Насилие, поднимается во мне паника. Снова насилие. Жестокое насилие, безысходное.

— Ты обречён, — хором гудят тараканы, копошась на моём теле. — На что ты рассчитываешь, ничтожество? Ты хочешь опровергнуть данность? Опрокинуть объективную реальность? Отринуть установление природы?

Жутко. Чернота безысходности расползается в сознании, от неё хочется блевать.

— Думаешь, ты первый, кто недоволен тем благостным миром, в который удостоен чести быть помещённым? Чести — вдумайся в это слово! Их было много, но все, абсолютно все подчинились величественному и мудрому течению жизни. Подчинишься и ты. Ты самый настырный из всех миллионов сперматозоидов, которые стремились к материальному воплощению в этой действительности. Самый сильный. Ты больше других желал появиться на свет в человеческом обличии. Не забывай об этом. Всё произошло по твоей воле, только по твоей. Если бы ты не хотел, ничего этого бы не было.
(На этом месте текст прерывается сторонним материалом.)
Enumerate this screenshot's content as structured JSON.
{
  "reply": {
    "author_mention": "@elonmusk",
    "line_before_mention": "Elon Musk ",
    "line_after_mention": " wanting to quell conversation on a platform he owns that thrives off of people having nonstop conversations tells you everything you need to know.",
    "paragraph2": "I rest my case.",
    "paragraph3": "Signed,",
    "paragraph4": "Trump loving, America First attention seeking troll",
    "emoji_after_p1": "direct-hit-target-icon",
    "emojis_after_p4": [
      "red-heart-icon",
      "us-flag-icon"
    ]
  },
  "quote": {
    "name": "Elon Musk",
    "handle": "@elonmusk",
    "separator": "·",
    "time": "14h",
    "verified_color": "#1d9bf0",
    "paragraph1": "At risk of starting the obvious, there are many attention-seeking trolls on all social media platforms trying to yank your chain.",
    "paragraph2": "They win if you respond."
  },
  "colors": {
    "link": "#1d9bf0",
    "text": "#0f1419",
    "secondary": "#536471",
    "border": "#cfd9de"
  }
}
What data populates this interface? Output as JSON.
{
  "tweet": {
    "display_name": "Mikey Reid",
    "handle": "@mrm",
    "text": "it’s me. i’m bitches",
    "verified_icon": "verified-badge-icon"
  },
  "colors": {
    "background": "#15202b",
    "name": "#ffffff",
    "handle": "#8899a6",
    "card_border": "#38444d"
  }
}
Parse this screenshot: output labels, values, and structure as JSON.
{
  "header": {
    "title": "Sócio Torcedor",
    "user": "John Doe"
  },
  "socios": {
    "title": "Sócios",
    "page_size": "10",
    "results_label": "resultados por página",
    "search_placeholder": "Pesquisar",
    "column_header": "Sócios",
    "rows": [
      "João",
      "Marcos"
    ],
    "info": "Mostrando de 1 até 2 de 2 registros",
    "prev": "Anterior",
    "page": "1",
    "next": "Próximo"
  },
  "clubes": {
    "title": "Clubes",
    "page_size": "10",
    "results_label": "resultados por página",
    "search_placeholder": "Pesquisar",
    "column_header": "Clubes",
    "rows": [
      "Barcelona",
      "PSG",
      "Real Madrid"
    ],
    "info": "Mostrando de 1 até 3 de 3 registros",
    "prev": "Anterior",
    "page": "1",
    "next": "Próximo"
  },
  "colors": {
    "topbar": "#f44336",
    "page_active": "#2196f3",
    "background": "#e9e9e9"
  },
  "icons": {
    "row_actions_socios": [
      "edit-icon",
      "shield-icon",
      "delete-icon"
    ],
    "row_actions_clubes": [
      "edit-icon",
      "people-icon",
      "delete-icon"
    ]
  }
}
Но ты хотел, ты жаждал. Так что принимай этот мир с радостью и восторгом, неблагодарная свинья.

Никуда не скрыться от ощущения собственного «я». Порой, в такие мучительные часы, это ощущение — самое ужасное, что приходится испытать. За что мне этот гнёт? Кто наделил меня этой мерзкой способностью чувствовать и размышлять? Освободите меня от них! Освободите!

— Гордыня, всё от неё. Ты просто слишком любишь себя, слишком жалеешь. Думаешь, что ты нечто уникальное. Что равен самому мирозданию, что можешь спорить с ним и чему-то его учить. Ты не прав! Вас таких — миллиарды! Вы все думаете о том же в беспокойные часы ожидания сна. Вы все недовольны собой и окружающей вас реальностью, вы все считаете себя центром Вселенной. Но все вы до одного — смешны и ничтожны. Все до одного — пыль. Вас небрежным жестом сдуют с ладоней причинности и развеют в океанах пустоты. Вы — ничто.

Этот вид насилия наиболее изощрён и жесток. Его одолеть мне не удаётся. Проигравший, истерзанный, я засыпаю наконец под утро, чтобы на следующий день вновь продолжить бессмысленное и бесполезное сопротивление.